İngiliz filozof Berkeley, “var olmak algılanmaktır” demişti. Bu aslında, Descartes’in algılarımızın doğruluğuna dair şüphesine bir cevaptı. Descartes bu şüpheden aklın rehberliğiyle çıkılabileceğini göstermek istemişti. Ama dünya gördüğümüz, duyduğumuz, dokunduğumuz algılarımızdan başka nedir ki? Berkeley, aklın bile algılarla oluştuğunu söyleyerek var olan her şeyin algıdan ibaret olduğunu, dolayısıyla algının doğruluğundan şüphe etmenin yersiz olduğunu düşündü. Ona göre, varlık algılarda ortaya çıkan bir deneyimdi. 
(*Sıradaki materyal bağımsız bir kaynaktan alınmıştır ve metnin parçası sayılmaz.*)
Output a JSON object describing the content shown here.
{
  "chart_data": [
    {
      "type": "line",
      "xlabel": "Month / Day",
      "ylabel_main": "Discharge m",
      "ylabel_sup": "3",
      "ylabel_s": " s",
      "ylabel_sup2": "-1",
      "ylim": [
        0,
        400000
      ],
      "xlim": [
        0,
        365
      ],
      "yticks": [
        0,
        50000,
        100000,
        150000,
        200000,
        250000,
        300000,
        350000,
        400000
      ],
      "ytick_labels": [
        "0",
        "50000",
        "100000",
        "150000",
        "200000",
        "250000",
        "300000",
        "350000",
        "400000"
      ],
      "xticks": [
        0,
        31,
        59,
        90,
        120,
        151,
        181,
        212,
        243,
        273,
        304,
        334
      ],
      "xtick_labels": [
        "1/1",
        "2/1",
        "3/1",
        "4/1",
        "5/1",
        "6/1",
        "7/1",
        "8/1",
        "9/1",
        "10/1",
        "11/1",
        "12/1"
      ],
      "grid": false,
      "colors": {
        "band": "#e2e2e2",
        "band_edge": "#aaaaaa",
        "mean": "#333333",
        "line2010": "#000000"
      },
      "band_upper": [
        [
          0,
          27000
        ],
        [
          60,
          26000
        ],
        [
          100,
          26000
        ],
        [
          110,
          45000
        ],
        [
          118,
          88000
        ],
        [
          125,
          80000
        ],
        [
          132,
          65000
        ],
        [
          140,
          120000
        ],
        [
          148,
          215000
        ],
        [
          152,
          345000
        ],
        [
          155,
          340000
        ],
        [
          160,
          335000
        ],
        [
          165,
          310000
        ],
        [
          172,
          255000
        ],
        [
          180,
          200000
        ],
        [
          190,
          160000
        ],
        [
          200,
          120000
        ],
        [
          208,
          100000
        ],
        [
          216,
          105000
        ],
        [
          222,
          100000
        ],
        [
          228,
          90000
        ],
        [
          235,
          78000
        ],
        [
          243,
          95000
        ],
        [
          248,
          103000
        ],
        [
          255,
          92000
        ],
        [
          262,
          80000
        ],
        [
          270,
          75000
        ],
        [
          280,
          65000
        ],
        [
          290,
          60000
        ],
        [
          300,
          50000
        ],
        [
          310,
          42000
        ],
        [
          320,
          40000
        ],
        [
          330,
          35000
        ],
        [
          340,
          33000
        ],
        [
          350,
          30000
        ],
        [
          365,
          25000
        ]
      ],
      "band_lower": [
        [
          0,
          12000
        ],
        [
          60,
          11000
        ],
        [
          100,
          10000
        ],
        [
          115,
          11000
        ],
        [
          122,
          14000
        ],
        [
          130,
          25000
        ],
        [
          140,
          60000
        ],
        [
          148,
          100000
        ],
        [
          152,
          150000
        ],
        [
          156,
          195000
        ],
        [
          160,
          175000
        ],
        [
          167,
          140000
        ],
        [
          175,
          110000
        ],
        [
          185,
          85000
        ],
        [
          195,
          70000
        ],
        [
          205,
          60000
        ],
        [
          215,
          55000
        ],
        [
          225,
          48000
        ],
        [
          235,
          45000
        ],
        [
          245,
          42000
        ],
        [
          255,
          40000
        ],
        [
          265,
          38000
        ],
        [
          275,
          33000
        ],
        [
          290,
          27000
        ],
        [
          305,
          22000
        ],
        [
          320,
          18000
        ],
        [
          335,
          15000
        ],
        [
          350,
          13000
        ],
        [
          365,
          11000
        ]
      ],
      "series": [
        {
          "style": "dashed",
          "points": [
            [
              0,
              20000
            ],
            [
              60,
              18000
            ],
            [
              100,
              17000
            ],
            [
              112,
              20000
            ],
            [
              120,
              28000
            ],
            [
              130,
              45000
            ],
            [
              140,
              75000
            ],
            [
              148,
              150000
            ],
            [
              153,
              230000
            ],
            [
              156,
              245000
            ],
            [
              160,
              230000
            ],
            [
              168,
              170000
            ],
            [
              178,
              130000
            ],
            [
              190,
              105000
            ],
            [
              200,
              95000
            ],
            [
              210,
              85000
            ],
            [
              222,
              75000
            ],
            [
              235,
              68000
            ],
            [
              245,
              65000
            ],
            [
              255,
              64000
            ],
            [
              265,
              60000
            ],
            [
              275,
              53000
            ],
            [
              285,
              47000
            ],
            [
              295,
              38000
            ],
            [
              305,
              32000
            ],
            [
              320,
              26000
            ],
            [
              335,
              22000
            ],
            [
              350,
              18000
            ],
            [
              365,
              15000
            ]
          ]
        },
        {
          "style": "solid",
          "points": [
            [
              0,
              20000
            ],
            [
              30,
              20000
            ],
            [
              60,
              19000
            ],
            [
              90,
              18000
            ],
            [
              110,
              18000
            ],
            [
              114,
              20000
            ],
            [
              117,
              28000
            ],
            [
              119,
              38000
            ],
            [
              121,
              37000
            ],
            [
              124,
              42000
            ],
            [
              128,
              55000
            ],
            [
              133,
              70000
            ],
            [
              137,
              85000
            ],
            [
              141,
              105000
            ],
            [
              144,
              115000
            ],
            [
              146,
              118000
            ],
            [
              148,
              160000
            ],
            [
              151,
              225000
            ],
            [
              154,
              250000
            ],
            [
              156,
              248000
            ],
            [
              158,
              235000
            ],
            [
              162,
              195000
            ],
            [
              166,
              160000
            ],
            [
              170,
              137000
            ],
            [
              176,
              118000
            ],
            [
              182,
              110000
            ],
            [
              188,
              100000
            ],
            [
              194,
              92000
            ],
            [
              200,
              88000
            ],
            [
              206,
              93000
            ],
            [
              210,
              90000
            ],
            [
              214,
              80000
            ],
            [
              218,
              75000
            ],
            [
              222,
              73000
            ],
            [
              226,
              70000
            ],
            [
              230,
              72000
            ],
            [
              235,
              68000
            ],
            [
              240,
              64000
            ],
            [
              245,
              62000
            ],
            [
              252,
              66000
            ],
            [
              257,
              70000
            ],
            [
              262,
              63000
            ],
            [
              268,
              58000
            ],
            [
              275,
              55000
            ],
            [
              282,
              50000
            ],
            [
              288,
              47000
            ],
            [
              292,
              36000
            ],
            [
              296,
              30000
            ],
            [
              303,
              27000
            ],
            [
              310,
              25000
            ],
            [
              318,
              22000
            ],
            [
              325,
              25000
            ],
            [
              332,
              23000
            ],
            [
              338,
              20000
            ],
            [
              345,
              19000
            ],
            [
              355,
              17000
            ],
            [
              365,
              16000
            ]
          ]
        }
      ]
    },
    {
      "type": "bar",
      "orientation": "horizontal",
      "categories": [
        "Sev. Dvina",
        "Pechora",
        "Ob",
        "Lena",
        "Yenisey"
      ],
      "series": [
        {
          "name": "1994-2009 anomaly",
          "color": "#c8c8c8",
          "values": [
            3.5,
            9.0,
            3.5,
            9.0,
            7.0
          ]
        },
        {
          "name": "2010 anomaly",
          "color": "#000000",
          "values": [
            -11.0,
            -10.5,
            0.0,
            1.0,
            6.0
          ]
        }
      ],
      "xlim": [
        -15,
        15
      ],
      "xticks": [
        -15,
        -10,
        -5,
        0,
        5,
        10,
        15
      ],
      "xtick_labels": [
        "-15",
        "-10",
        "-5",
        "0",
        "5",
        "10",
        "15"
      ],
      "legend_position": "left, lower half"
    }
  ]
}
Berkeley’in her şeyin bir algıdan ibaret olduğu düşüncesi kendisine çok taraftar bulamadı. Ancak düşüncesine Hume ve Kant gibi önemli filozofların cevap vermesinden de anlaşılacağı üzere, dünya hakkında algı ve deneyime yaptığı vurgu etkisini devam ettirdi. Farklı isim ve şekillerde de olsa, bu etkiyi günümüzde de görebiliriz. Bu düşünceye göre, algılar perspektife bağlı olduğu için (elmanın rengi gibi), bilgi, doğru cevap, yanlış cevap, ahlaki iyilik, gerçeklik, sahtelik gibi hiçbir kavramın perspektif ötesinde bir anlamı yoktur. 

Nihaî bakış açısı 

Tüm gerçekliğin olduğu gibi görülebileceği temel bir perspektif olabilir mi? Yani her şeyin -mesela bir elmanın ve atomlarının, elmayı yiyen insanın aldığı hazzın ve bunun toplumsal etkisinin- nihaî olarak görünebileceği bir bakış açısı var mıdır? Eğer böyle tüm zamanların ve mekanların üstünde bir bakış açısı varsa, tüm bilgi ve görüşleri bu açıya göre düzenler, değiştirir ve gerçekliğe kavuşurduk. Nitekim nihaî bakış açısını elde etme ve şeylerin (şey: yani soyut ve somut tüm nesnelere felsefede verdiğimiz isim) gerçek yapısını görme, metafizik düşüncenin (aynı zamanda felsefenin) başlangıcından beri süregelen bir gayrettir. Bu gayrete, hemen hemen tüm dinlerin eşlik ettiğini gözden kaçırmamak gerek. Budizmde nirvana, Kur’an’da yakîn, tasavvufta fenafillah, stoacı felsefede yaşam nefesi gibi kavramlar nihaî bakış açısını ifade etmek için kullanılır. Sadece inanç düzeyinde değil, bilimsel bilginin nihaî olduğunu söyleyen bilim adamları da aslında aynı gayrete düşmüşlerdir. Materyalist ve natüralist eğilimli bilimsel çalışmalar, maddenin nihaî olduğunu söylemekten geri durmazlar. Kısacası, nihaî bir bakış açısına sahip olmak, çok eski ve yerleşik bir gayrettir. 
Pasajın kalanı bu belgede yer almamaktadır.